TRICHOPTERA: CADDISFLIES
Definition
- Trichoptera means hairy winged (‘trichia’ = hairs, ‘ptera’ = wings). They look rather like those moths which hold their wings over the back like a sharply-angled roof, but those have scales on the wings. The antennae are long and thread-like.
- Larvae are aquatic (with one exception) and they make fixed or portable homes to live in.
- The larvae have jaws for biting and chewing.
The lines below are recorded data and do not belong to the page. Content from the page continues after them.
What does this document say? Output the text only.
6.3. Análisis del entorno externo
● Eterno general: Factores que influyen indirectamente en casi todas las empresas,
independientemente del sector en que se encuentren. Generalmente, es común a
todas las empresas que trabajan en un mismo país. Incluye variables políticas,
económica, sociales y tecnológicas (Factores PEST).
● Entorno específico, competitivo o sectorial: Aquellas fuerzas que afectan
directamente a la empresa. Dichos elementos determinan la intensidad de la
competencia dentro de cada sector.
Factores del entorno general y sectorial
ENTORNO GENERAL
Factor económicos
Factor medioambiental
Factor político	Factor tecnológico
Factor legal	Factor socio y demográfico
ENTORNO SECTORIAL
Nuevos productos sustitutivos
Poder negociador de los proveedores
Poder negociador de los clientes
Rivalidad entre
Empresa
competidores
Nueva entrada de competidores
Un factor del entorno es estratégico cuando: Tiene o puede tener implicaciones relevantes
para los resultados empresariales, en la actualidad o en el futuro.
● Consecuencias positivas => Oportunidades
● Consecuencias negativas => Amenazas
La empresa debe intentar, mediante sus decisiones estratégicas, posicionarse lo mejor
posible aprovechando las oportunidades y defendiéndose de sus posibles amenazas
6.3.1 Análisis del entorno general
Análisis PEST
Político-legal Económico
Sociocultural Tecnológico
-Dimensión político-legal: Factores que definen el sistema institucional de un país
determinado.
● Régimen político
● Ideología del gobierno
Adults rarely feed.
- The life cycle is complete :- egg, larva, pupa and adult.
What they do & where they live
- They breed in many types of pond, lake or water-filled ditch where there is aquatic or marginal vegetation suitable as larval food and for case-making. Many specialise in streams and rivers, such as those that make nets for catching down-drift food items, including any small animals. Adults are found on water-side vegetation and tree foliage.
- Providing waters are not polluted and have a reasonably natural-look (even if artificial) there is likely to be a caddis fauna. Many of the species characterise particular types of water ecology.
Number of species
- In Britain 189 species.
- The world fauna is 7,000 species.
It's amazing Caddis larvae are famous for making mobile homes for protection. However, there are non-mobile ones, including those that make a ‘fishing’ net that filters out food as water in streams and rivers flows past.